As medidas foram determinadas pela 2ª Vara Criminal de Barra do Garças, com base em investigação da 1ª Delegacia de Polícia do município. Segundo a apuração, o vereador, que também já foi secretário de duas pastas em Pontal do Araguaia, e o servidor da área de licitações tiveram papel decisivo na execução das fraudes.
De acordo com a Polícia Civil, o grupo criminoso atuava de forma organizada para manipular orçamentos, superfaturar contratos e simular concorrência entre empresas em processos licitatórios. As irregularidades configuram crimes de falsidade ideológica, associação criminosa, lavagem de dinheiro e violação da Lei de Licitações.
Mesmo após o início das primeiras fases da operação, os investigados teriam continuado a agir por meio de novas empresas de fachada registradas em nome de familiares, com o objetivo de burlar decisões judiciais anteriores que suspenderam suas atividades.
Com base nas novas evidências, a Justiça determinou o afastamento dos investigados das funções públicas e proibiu que eles acessem prédios municipais, sistemas de gestão ou processos administrativos. Também foi imposta a restrição de contato com pessoas ligadas à investigação.
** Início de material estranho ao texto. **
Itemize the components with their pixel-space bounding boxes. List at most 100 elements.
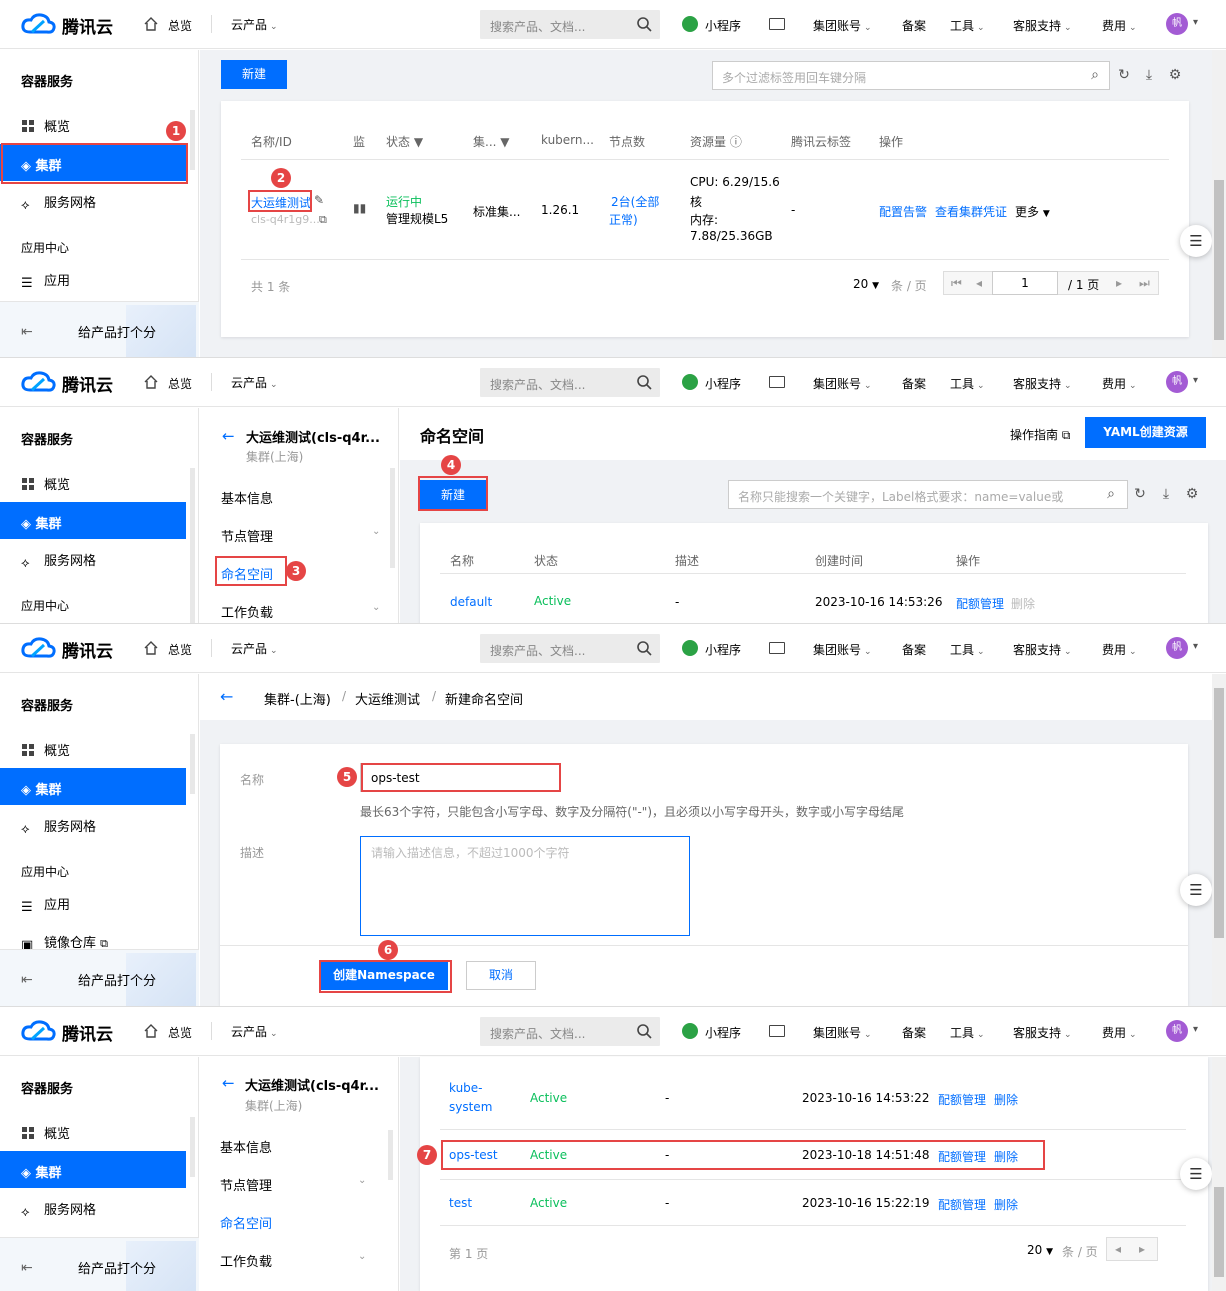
support-menu[interactable]: 客服支持 ⌄	[1013, 375, 1072, 392]
chevron-down-icon[interactable]: ▾	[1193, 641, 1198, 652]
delete-link[interactable]: 删除	[1011, 595, 1035, 612]
chevron-down-icon[interactable]: ⌄	[372, 602, 380, 613]
next-page-icon[interactable]: ▸	[1116, 276, 1122, 290]
group-account-menu[interactable]: 集团账号 ⌄	[813, 17, 872, 34]
first-page-icon[interactable]: ⏮	[951, 276, 962, 291]
filing-link[interactable]: 备案	[902, 641, 926, 658]
miniprogram-icon[interactable]	[682, 640, 698, 656]
sidebar-item-overview[interactable]: 概览	[21, 740, 70, 759]
chevron-down-icon[interactable]: ⌄	[372, 526, 380, 537]
back-arrow-icon[interactable]: ←	[222, 1074, 235, 1092]
namespace-name-link[interactable]: system	[449, 1100, 492, 1114]
products-menu[interactable]: 云产品 ⌄	[231, 1023, 278, 1040]
search-input[interactable]: 搜索产品、文档...	[490, 642, 585, 659]
sidebar-scrollbar[interactable]	[190, 734, 195, 794]
search-icon[interactable]: ⌕	[1104, 487, 1118, 501]
yaml-create-button[interactable]: YAML创建资源	[1085, 417, 1206, 448]
group-account-menu[interactable]: 集团账号 ⌄	[813, 375, 872, 392]
tencent-cloud-logo-icon[interactable]	[20, 1019, 56, 1043]
breadcrumb-cluster-name[interactable]: 大运维测试	[355, 689, 420, 708]
menu-workload[interactable]: 工作负载	[221, 602, 273, 621]
sidebar-item-app[interactable]: ☰ 应用	[21, 894, 70, 915]
page-scrollbar[interactable]	[1212, 674, 1226, 1006]
products-menu[interactable]: 云产品 ⌄	[231, 640, 278, 657]
mail-icon[interactable]	[769, 1025, 785, 1037]
cancel-button[interactable]: 取消	[466, 961, 536, 990]
rate-product-box[interactable]: ⇤ 给产品打个分	[0, 1237, 199, 1291]
description-textarea[interactable]: 请输入描述信息，不超过1000个字符	[360, 836, 690, 936]
floating-menu-button[interactable]: ☰	[1180, 1158, 1212, 1190]
breadcrumb-cluster[interactable]: 集群-(上海)	[264, 689, 331, 708]
search-icon[interactable]	[636, 640, 652, 656]
chevron-down-icon[interactable]: ⌄	[358, 1251, 366, 1262]
settings-icon[interactable]: ⚙	[1168, 68, 1182, 82]
mail-icon[interactable]	[769, 642, 785, 654]
sidebar-item-cluster[interactable]: ◈ 集群	[0, 502, 186, 539]
menu-workload[interactable]: 工作负载	[220, 1251, 272, 1270]
search-icon[interactable]: ⌕	[1088, 68, 1102, 82]
chevron-down-icon[interactable]: ▾	[1193, 1024, 1198, 1035]
edit-icon[interactable]: ✎	[314, 193, 324, 207]
tools-menu[interactable]: 工具 ⌄	[950, 641, 985, 658]
miniprogram-link[interactable]: 小程序	[705, 1024, 741, 1041]
group-account-menu[interactable]: 集团账号 ⌄	[813, 1024, 872, 1041]
back-arrow-icon[interactable]: ←	[220, 687, 233, 706]
page-size-select[interactable]: 20 ▼	[1027, 1243, 1053, 1257]
submenu-scrollbar[interactable]	[390, 468, 395, 568]
namespace-name-link[interactable]: kube-	[449, 1081, 483, 1095]
rate-label[interactable]: 给产品打个分	[78, 1258, 156, 1277]
miniprogram-link[interactable]: 小程序	[705, 375, 741, 392]
home-icon[interactable]	[143, 16, 159, 32]
avatar[interactable]: 帆	[1166, 371, 1188, 393]
namespace-search-input[interactable]: 名称只能搜索一个关键字，Label格式要求：name=value或	[728, 480, 1128, 509]
search-icon[interactable]	[636, 1023, 652, 1039]
collapse-icon[interactable]: ⇤	[21, 1260, 33, 1276]
tencent-cloud-logo-icon[interactable]	[20, 636, 56, 660]
brand-name[interactable]: 腾讯云	[62, 1020, 113, 1045]
brand-name[interactable]: 腾讯云	[62, 13, 113, 38]
more-menu[interactable]: 更多 ▼	[1015, 203, 1050, 220]
products-menu[interactable]: 云产品 ⌄	[231, 16, 278, 33]
miniprogram-icon[interactable]	[682, 374, 698, 390]
products-menu[interactable]: 云产品 ⌄	[231, 374, 278, 391]
billing-menu[interactable]: 费用 ⌄	[1102, 375, 1137, 392]
delete-link[interactable]: 删除	[994, 1196, 1018, 1213]
prev-page-icon[interactable]: ◂	[1115, 1242, 1121, 1256]
rate-label[interactable]: 给产品打个分	[78, 970, 156, 989]
global-search[interactable]: 搜索产品、文档...	[480, 1017, 660, 1046]
support-menu[interactable]: 客服支持 ⌄	[1013, 17, 1072, 34]
rate-product-box[interactable]: ⇤ 给产品打个分	[0, 949, 199, 1006]
sidebar-item-overview[interactable]: 概览	[21, 474, 70, 493]
sidebar-item-app[interactable]: ☰ 应用	[21, 270, 70, 291]
namespace-name-link[interactable]: default	[450, 595, 492, 609]
filing-link[interactable]: 备案	[902, 1024, 926, 1041]
menu-basic-info[interactable]: 基本信息	[220, 1137, 272, 1156]
sidebar-item-service-mesh[interactable]: ⟡ 服务网格	[21, 1199, 96, 1220]
sidebar-scrollbar[interactable]	[190, 468, 195, 624]
sidebar-item-cluster[interactable]: ◈ 集群	[0, 1151, 186, 1188]
billing-menu[interactable]: 费用 ⌄	[1102, 641, 1137, 658]
sidebar-item-service-mesh[interactable]: ⟡ 服务网格	[21, 192, 96, 213]
global-search[interactable]: 搜索产品、文档...	[480, 10, 660, 39]
quota-management-link[interactable]: 配额管理	[956, 595, 1004, 612]
sidebar-item-overview[interactable]: 概览	[21, 1123, 70, 1142]
download-icon[interactable]: ⤓	[1142, 68, 1156, 82]
last-page-icon[interactable]: ⏭	[1139, 276, 1150, 291]
search-icon[interactable]	[636, 374, 652, 390]
refresh-icon[interactable]: ↻	[1117, 68, 1131, 82]
refresh-icon[interactable]: ↻	[1133, 487, 1147, 501]
download-icon[interactable]: ⤓	[1159, 487, 1173, 501]
page-size-select[interactable]: 20 ▼	[853, 277, 879, 291]
chevron-down-icon[interactable]: ▾	[1193, 375, 1198, 386]
group-account-menu[interactable]: 集团账号 ⌄	[813, 641, 872, 658]
global-search[interactable]: 搜索产品、文档...	[480, 368, 660, 397]
overview-link[interactable]: 总览	[168, 375, 192, 392]
miniprogram-link[interactable]: 小程序	[705, 17, 741, 34]
tencent-cloud-logo-icon[interactable]	[20, 370, 56, 394]
floating-menu-button[interactable]: ☰	[1180, 225, 1212, 257]
back-arrow-icon[interactable]: ←	[222, 427, 235, 445]
home-icon[interactable]	[143, 374, 159, 390]
rate-label[interactable]: 给产品打个分	[78, 322, 156, 341]
menu-node-management[interactable]: 节点管理	[221, 526, 273, 545]
mail-icon[interactable]	[769, 18, 785, 30]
A operação desta sexta-feira foi presidida pelo delegado Adriano Marcos Alencar, com apoio dos delegados Pablo Borges Rigo e Raphael Diniz, sob coordenação do delegado regional de Barra do Garças, Wilyney Santana Borges. A ação é um desdobramento das Operações Cenário Montado I e II, deflagradas em março e maio deste ano.
“Cenário Montado”
O nome da operação faz referência à simulação de concorrência entre empresas de fachada em licitações públicas, um “cenário montado” para dar aparência de legalidade aos processos fraudulentos e enganar a administração municipal.